Asia-Pacific countries including Japan, China and the 10 members of ASEAN signed the world's largest free trade deal on Sunday, wrapping up eight years of negotiations following the withdrawal of India.
The 15 signatories to the Regional Comprehensive Economic Partnership reached the agreement, aimed at cutting tariffs and establishing common rules in areas such as e-commerce and intellectual property, during a virtual leaders' summit.
RCEP -- also including Australia, New Zealand and South Korea -- encompasses nearly a third of both the world's gross domestic product and its population.
"We believe that RCEP, being the world's largest free trade arrangement, represents an important step forward toward an ideal framework of global trade and investment rules," the leaders said in a joint statement issued after the meeting.
The deal "is critical for our region's response to the COVID-19 pandemic and will play an important role in building the region's resilience through an inclusive and sustainable post-pandemic economic recovery process," they said.
It will be Japan's first trade deal with both China, its largest trading partner, and South Korea as negotiations for a trilateral pact have yet to be concluded.
Speaking to reporters after signing the agreement, Japan's trade minister Hiroshi Kajiyama said the 15 countries were seeking to wrap up domestic procedures and put the pact into effect "as quickly as possible."
The deal will take effect after ratification by six members of the Association of Southeast Asian Nations and three of the other countries.
A special arrangement was made to facilitate India's return, exempting it from a rule barring new entrants to the framework for 18 months following the pact's entry into force. India said in November last year it will no longer take part in negotiations amid concerns that its trade deficit with China would grow.
Vietnamese Prime Minister Nguyen Xuan Phuc, who chaired the leaders' summit, promised to "always keep the door open for India" and "facilitate their participation as best as we can."
Kajiyama hailed the deal as creating new opportunities for Japanese manufacturers and farmers, saying it will "contribute greatly to increasing exports to Asia."
Consumers across the bloc will also benefit from "more competitive options to consider when they purchase their products," Singaporean trade minister Chan Chun Sing said in a press conference.
Negotiations for RCEP began in 2012, with China pushing it as an alternative to the U.S.-led Trans-Pacific Partnership.
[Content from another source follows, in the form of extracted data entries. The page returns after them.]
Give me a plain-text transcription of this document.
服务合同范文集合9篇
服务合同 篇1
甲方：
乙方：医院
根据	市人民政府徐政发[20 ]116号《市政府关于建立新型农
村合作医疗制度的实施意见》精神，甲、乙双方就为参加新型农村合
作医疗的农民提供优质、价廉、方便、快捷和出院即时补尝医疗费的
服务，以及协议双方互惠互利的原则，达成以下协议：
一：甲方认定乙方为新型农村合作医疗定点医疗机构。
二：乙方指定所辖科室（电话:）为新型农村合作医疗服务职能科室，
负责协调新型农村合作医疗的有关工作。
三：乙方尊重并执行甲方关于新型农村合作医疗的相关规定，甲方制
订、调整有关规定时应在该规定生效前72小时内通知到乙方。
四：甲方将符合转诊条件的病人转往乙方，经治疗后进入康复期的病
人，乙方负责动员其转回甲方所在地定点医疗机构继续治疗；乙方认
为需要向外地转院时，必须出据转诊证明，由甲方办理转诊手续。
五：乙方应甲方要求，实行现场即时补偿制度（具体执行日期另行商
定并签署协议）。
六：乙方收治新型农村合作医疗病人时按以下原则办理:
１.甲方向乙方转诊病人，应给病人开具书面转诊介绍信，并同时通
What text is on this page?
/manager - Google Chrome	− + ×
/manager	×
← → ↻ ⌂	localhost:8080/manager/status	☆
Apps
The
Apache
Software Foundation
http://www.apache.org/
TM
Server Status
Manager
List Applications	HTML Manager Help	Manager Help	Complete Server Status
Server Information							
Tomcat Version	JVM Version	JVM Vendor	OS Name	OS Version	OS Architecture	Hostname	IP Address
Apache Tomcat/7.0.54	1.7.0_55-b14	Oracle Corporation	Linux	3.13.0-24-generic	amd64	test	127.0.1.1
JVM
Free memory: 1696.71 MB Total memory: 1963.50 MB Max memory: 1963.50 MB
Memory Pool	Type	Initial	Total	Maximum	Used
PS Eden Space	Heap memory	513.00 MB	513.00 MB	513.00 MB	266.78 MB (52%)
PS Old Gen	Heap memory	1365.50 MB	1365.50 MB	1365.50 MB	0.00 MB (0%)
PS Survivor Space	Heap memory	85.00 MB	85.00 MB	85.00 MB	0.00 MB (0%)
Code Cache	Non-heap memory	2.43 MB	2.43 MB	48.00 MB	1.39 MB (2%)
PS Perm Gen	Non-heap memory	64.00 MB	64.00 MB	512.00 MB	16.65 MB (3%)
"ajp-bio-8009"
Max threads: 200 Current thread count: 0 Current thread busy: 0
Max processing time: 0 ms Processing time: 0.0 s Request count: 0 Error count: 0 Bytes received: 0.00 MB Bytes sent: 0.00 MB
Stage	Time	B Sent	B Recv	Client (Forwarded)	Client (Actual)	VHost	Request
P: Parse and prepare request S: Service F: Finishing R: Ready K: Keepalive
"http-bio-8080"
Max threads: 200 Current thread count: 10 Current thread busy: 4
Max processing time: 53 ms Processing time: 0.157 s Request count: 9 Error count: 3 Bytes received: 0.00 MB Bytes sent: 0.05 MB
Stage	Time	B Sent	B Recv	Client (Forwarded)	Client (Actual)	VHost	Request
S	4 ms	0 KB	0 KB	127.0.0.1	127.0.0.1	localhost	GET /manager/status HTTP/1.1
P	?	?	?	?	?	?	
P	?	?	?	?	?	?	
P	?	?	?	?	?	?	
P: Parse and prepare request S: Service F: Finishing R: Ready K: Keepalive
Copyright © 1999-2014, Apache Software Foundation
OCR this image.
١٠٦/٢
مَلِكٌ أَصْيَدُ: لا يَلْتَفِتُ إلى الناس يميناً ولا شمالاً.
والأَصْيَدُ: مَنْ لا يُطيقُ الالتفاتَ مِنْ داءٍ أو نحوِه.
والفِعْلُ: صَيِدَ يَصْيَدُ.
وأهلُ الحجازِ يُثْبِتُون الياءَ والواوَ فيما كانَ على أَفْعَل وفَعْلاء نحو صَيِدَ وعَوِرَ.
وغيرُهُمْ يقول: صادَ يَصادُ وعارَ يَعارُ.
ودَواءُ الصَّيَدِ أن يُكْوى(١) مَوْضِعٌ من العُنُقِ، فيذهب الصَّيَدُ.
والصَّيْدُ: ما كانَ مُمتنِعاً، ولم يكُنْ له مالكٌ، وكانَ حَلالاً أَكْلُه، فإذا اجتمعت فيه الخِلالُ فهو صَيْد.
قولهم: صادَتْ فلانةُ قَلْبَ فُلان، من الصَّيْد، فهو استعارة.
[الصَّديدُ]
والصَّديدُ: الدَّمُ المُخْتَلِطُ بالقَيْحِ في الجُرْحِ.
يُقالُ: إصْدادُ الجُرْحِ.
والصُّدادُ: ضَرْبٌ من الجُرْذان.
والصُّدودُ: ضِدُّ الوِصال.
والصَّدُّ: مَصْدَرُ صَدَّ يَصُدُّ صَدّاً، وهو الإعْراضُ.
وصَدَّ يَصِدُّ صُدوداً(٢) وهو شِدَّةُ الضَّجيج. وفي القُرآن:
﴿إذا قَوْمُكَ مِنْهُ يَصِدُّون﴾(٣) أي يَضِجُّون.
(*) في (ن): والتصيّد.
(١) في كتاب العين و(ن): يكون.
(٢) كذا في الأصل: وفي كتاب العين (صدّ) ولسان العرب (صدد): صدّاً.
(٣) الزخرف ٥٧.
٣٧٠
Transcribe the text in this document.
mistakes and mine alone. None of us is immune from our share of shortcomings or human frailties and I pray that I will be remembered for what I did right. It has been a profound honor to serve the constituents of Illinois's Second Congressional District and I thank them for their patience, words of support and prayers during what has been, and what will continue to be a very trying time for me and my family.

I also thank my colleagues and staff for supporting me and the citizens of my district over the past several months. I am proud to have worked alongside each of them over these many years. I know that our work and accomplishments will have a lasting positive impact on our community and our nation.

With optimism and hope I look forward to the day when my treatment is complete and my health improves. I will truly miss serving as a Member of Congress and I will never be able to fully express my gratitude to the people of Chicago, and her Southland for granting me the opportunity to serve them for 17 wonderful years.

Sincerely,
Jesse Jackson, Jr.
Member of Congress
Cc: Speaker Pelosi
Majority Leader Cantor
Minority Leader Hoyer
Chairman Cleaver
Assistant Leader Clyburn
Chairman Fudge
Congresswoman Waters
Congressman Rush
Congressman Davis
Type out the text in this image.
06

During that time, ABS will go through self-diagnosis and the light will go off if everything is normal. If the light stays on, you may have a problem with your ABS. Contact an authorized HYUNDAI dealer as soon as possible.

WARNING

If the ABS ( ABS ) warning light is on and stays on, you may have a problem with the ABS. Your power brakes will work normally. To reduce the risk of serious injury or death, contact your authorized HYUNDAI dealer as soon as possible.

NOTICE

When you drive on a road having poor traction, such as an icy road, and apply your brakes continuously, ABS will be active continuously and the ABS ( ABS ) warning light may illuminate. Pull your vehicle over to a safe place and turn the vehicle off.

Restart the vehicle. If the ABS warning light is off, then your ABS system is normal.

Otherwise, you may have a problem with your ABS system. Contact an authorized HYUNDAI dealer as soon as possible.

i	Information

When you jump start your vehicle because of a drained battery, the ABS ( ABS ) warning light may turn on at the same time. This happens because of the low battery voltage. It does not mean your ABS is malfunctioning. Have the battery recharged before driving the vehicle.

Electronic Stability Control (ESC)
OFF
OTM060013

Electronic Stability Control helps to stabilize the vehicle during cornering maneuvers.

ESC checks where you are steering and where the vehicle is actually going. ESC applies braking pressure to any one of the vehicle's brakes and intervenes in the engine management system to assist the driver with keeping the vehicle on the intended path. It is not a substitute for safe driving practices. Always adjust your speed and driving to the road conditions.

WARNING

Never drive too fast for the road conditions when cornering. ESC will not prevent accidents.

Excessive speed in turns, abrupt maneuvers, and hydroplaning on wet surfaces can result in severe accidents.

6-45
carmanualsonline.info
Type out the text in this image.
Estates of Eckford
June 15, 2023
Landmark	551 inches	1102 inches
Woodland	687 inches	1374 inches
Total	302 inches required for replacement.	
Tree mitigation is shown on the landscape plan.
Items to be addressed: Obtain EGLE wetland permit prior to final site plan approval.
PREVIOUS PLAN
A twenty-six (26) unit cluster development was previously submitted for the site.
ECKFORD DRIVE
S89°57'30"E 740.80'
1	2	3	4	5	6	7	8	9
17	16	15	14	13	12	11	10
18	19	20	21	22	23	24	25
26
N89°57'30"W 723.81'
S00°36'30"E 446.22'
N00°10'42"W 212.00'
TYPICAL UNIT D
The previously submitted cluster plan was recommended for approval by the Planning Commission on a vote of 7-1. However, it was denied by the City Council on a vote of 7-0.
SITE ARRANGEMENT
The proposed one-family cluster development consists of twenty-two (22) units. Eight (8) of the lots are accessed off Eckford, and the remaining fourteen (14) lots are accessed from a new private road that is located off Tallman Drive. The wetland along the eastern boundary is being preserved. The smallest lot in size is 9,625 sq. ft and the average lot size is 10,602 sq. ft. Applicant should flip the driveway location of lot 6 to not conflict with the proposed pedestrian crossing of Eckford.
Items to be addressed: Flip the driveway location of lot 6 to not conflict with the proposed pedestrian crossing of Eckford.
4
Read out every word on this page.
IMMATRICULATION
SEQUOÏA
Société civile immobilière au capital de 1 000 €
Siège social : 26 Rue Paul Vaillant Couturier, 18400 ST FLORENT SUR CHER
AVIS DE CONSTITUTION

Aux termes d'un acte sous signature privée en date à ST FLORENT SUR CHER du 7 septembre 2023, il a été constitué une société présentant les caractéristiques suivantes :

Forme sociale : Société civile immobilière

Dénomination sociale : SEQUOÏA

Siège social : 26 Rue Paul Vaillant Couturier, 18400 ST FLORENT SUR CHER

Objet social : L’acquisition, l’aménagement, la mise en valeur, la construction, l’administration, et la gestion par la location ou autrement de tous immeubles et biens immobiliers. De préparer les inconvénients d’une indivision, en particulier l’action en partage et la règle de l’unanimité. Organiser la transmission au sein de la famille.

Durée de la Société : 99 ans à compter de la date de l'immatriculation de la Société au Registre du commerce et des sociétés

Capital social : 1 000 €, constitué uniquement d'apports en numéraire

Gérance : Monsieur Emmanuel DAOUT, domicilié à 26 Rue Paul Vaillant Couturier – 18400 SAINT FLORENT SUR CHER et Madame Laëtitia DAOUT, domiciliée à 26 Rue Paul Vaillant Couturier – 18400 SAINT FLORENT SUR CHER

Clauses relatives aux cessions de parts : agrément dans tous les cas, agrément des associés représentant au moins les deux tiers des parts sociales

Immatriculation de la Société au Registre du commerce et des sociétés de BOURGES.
President Donald Trump later pulled the United States out of TPP talks, and a revised deal was signed among the remaining 11 countries including Japan.
Despite RCEP's historic size, it falls short of other major trade deals in the level of market access. The deal will eliminate tariffs on 91 percent of goods, less than the revised TPP or Japan's economic partnership agreement with the European Union.
Japan will eliminate 61 percent of tariffs on agriculture imports from ASEAN nations, Australia and New Zealand, 56 percent for China, and 49 percent for South Korea, while maintaining tariffs on five product categories -- rice, wheat, dairy products, sugar, and beef and pork -- to protect domestic farmers.
Meanwhile, the other 14 countries will cut tariffs on 92 percent of Japanese industrial exports including automobile parts and steel products.
ASEAN consists of Brunei, Cambodia, Indonesia, Laos, Malaysia, Myanmar, the Philippines, Singapore, Thailand and Vietnam.